🤖 AI Summary
Existing LZ-family compression schemes struggle to simultaneously achieve high compression ratios and efficient random access: traditional LZ variants enable fast access but sacrifice compression efficiency, while syntactic compression methods (e.g., grammar compression) support O(log n)-time access with linear space overhead yet are incompatible with general LZ factorizations. This paper introduces LZSE—the first general LZ-style compression scheme supporting O(log n)-time random access. Its core innovation is the *copy factor*, a novel primitive that references contiguous sequences of previously seen factors, enabling—under greedy parsing—a compression ratio strictly superior to that of minimal grammar compression.

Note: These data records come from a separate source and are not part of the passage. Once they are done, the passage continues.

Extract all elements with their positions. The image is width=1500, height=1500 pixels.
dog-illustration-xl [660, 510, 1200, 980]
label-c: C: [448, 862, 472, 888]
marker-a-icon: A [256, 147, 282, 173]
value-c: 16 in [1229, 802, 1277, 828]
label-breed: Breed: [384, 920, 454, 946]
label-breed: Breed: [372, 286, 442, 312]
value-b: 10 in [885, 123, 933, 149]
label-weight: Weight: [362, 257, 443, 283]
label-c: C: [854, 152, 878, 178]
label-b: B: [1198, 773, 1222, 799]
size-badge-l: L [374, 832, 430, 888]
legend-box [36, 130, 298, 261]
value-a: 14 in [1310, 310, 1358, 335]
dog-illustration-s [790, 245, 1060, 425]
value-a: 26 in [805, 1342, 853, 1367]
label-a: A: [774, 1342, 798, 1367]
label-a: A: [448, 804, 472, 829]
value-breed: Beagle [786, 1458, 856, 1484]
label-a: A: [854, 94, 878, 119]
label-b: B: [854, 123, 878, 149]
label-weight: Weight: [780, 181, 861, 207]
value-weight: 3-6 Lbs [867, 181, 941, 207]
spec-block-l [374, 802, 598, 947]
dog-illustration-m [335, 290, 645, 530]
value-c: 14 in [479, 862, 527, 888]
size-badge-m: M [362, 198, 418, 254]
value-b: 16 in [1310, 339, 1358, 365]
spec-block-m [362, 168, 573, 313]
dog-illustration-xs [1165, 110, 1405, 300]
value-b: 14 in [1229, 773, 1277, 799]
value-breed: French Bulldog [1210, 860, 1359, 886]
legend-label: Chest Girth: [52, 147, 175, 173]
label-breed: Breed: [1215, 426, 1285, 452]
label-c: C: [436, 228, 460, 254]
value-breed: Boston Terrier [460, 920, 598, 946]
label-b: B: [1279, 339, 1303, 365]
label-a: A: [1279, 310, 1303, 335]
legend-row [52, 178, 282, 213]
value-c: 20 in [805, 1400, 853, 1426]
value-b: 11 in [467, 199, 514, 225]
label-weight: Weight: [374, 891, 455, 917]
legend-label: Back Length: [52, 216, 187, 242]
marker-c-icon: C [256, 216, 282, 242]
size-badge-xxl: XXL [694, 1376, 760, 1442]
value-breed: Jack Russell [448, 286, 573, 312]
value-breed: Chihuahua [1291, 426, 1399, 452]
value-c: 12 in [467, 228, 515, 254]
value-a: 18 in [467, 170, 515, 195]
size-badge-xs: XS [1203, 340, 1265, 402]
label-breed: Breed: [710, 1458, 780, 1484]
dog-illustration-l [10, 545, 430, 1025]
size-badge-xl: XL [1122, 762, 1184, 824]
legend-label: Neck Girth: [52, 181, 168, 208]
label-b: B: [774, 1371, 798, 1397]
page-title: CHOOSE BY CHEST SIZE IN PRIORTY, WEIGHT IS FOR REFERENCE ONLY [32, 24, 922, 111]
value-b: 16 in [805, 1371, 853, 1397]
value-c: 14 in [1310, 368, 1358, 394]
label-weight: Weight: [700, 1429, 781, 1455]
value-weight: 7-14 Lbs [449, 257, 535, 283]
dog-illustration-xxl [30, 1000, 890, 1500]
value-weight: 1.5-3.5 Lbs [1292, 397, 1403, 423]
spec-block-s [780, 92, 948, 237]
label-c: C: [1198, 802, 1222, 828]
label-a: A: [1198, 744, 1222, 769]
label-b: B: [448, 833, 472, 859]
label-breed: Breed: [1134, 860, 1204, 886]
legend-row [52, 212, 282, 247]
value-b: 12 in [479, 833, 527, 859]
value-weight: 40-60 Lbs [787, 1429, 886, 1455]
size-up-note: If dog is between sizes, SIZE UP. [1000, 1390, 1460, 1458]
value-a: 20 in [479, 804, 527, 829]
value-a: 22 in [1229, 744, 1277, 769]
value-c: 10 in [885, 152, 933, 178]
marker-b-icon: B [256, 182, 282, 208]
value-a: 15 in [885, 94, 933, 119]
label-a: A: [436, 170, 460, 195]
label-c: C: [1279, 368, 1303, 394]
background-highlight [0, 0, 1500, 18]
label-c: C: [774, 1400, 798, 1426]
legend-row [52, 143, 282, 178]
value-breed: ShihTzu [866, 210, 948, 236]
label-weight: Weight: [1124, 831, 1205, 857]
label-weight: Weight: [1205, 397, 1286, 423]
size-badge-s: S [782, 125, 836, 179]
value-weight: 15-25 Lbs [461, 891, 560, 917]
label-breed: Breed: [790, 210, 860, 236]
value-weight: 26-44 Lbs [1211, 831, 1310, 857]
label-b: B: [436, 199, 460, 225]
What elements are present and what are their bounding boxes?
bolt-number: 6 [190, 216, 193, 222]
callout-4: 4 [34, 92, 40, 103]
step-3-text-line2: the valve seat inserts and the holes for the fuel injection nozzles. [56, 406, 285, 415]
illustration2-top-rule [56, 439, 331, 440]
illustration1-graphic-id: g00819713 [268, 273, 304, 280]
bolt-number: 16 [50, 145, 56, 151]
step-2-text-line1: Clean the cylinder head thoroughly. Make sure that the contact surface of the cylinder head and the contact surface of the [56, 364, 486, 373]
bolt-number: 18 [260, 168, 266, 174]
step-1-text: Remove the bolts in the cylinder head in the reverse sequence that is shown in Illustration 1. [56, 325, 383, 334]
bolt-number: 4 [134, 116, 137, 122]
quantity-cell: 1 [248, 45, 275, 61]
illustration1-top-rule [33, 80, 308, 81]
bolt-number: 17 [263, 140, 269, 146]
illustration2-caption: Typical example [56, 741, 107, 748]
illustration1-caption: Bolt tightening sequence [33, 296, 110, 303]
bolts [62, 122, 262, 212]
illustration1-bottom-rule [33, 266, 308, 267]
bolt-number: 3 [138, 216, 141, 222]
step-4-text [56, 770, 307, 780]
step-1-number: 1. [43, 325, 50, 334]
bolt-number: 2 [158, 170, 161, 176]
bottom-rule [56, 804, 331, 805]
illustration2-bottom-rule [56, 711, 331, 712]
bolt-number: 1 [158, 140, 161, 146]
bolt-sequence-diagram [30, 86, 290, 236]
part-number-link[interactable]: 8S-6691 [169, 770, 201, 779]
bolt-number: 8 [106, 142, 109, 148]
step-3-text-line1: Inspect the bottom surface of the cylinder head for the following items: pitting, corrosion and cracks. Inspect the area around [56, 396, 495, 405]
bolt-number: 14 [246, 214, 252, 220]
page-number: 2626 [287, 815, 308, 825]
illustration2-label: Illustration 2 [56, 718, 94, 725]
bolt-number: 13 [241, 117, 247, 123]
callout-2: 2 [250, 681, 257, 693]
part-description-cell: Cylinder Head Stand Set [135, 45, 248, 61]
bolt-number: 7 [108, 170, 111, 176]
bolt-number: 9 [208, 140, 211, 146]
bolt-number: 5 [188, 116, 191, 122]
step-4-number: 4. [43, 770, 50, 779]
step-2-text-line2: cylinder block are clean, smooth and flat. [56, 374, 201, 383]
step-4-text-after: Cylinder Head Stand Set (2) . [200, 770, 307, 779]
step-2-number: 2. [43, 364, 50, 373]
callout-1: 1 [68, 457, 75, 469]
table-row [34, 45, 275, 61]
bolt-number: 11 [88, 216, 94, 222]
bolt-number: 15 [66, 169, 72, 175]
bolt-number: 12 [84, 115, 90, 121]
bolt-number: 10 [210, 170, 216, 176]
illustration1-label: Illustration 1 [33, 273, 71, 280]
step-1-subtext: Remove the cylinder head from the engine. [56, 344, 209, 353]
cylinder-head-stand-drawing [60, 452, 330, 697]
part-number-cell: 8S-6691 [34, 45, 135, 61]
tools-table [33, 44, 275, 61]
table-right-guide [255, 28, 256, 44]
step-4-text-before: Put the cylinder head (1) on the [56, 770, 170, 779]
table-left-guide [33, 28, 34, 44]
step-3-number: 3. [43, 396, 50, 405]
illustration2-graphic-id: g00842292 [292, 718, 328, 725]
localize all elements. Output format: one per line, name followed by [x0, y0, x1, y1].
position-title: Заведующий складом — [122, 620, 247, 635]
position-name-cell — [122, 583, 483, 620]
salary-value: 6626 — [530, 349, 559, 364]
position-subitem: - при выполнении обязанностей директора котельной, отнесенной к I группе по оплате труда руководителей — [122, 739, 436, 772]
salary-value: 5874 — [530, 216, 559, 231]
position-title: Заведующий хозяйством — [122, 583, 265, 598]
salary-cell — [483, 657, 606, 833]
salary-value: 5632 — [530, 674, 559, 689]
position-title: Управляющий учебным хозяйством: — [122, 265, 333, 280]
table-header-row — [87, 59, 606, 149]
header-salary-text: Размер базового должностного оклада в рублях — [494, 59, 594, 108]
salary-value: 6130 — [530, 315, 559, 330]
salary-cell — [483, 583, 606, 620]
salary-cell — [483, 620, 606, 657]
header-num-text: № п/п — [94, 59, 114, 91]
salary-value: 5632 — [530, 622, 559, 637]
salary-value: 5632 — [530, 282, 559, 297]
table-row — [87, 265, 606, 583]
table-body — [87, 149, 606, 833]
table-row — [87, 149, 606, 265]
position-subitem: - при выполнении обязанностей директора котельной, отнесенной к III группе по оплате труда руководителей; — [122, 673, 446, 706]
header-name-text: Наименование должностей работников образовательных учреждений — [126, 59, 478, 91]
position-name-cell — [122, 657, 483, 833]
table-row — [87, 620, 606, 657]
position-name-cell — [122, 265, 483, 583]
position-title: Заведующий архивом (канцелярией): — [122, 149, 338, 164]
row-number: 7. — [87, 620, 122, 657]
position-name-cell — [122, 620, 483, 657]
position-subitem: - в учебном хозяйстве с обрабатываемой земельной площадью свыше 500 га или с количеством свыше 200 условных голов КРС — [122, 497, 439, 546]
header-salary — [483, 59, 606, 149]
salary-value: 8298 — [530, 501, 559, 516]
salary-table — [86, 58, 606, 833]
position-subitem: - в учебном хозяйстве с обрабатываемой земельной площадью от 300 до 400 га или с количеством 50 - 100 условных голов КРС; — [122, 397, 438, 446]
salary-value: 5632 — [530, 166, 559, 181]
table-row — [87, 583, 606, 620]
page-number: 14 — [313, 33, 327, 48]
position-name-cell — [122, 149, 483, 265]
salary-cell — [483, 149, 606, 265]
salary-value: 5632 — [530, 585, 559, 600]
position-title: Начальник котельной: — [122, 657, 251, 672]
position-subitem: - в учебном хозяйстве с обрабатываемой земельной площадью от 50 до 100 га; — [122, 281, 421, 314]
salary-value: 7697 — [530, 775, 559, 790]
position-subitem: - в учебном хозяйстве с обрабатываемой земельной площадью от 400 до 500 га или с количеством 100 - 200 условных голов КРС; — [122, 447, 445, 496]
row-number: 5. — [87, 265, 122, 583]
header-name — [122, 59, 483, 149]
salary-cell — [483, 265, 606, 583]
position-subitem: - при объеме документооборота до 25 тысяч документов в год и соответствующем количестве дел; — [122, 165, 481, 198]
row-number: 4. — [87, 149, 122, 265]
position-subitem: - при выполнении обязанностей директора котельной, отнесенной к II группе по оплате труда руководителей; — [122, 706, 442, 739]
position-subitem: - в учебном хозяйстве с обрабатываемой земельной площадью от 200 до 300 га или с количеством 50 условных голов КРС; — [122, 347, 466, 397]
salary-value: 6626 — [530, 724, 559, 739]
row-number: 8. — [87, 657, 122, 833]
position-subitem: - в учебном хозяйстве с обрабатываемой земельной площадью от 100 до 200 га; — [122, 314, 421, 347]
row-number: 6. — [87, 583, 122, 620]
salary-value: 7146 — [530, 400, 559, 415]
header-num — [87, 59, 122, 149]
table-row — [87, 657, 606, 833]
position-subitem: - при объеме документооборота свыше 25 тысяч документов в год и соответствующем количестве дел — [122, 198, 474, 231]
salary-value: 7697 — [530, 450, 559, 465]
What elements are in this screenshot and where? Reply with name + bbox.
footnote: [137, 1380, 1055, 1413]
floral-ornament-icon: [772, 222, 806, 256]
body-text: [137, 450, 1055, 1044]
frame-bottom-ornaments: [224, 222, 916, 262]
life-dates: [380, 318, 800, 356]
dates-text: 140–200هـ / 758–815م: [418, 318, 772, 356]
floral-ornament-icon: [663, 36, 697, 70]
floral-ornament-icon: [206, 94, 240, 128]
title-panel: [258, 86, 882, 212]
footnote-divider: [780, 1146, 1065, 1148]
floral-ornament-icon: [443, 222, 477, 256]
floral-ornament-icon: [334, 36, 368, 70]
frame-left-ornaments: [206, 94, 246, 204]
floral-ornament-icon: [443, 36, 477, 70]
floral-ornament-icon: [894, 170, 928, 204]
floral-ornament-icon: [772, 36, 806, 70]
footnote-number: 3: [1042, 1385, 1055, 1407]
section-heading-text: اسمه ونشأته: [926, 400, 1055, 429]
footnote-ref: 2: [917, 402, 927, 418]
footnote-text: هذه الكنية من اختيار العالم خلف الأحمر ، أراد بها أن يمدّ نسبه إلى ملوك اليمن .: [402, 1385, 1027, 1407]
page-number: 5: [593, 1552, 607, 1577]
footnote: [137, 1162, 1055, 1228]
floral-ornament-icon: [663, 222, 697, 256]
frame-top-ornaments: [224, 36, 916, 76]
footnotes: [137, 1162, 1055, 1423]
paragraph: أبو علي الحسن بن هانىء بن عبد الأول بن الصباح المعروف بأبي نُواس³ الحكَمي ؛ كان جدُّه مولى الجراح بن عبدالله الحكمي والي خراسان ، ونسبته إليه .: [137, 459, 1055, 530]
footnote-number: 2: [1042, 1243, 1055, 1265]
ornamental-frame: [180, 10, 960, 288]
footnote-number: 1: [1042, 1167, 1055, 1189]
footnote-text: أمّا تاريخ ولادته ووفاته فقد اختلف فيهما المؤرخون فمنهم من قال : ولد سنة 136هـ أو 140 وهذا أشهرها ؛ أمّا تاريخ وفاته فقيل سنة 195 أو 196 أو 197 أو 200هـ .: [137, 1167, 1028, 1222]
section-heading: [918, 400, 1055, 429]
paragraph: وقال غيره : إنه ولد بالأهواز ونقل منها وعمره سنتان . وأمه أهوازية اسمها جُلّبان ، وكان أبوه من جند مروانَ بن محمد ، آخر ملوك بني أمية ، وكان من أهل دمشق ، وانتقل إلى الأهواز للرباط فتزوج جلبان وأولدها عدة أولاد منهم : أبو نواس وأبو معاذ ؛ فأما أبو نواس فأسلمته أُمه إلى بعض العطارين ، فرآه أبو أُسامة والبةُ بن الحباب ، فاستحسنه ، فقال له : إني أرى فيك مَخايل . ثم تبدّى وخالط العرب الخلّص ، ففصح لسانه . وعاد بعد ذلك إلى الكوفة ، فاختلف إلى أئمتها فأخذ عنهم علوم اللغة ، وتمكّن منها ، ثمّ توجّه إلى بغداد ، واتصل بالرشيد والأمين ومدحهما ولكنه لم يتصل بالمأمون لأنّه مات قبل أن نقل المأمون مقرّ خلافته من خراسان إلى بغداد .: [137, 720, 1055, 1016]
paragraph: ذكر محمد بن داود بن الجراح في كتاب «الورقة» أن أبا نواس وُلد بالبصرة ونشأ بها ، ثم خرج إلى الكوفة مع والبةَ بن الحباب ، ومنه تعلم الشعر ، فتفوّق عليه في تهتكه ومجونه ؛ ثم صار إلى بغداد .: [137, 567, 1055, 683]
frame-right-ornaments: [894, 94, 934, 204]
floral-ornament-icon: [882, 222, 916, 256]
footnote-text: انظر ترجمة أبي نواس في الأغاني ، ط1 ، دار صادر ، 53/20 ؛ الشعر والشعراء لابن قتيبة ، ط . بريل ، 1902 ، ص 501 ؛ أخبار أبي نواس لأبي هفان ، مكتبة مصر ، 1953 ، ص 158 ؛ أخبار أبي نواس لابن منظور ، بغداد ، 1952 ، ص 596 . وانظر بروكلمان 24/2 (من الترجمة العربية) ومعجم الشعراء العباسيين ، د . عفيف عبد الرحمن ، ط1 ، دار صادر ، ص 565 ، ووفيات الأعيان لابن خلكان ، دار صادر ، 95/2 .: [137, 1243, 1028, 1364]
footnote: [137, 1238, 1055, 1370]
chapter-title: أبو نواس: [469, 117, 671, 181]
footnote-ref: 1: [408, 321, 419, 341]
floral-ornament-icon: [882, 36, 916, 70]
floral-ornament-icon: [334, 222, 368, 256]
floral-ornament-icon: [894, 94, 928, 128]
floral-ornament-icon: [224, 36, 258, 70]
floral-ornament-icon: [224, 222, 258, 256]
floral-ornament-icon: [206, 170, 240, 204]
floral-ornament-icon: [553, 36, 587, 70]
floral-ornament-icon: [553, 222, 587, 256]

LZSE is constructible in linear time and employs a compact index built upon the factor structure, requiring space linear in the compressed size. Experimental evaluation demonstrates that LZSE significantly outperforms grammar-based compressors in compression ratio while retaining efficient random access.
📝 Abstract
An LZ-like factorization of a string is a factorization in which each factor is either a single character or a copy of a substring that occurs earlier in the string. While grammar-based compression schemes support efficient random access with linear space in the size of the compressed representation, such methods are not known for general LZ-like factorizations. This has led to the development of restricted LZ-like schemes such as LZ-End [Kreft and Navarro, 2013] and height-bounded (LZHB) [Bannai et al., 2024], which trade off some compression efficiency for faster access. We introduce LZ-Start-End (LZSE), a new variant of LZ-like factorizations in which each copy factor refers to a contiguous sequence of preceding factors. By its nature, any context-free grammar can easily be converted into an LZSE factorization of equal size. Further, we study the greedy LZSE factorization, in which each copy factor is taken as long as possible. We show how the greedy LZSE factorization can be computed in linear time with respect to the input string length, and that there exists a family of strings for which the size of the greedy LZSE factorization is of strictly lower order than that of the smallest grammar. These imply that our LZSE scheme is stronger than grammar-based compressions in the context of repetitiveness measures. To support fast queries, we propose a data structure for LZSE-compressed strings that permits $O(log n)$-time random access within space linear in the compressed size, where $n$ is the length of the input string.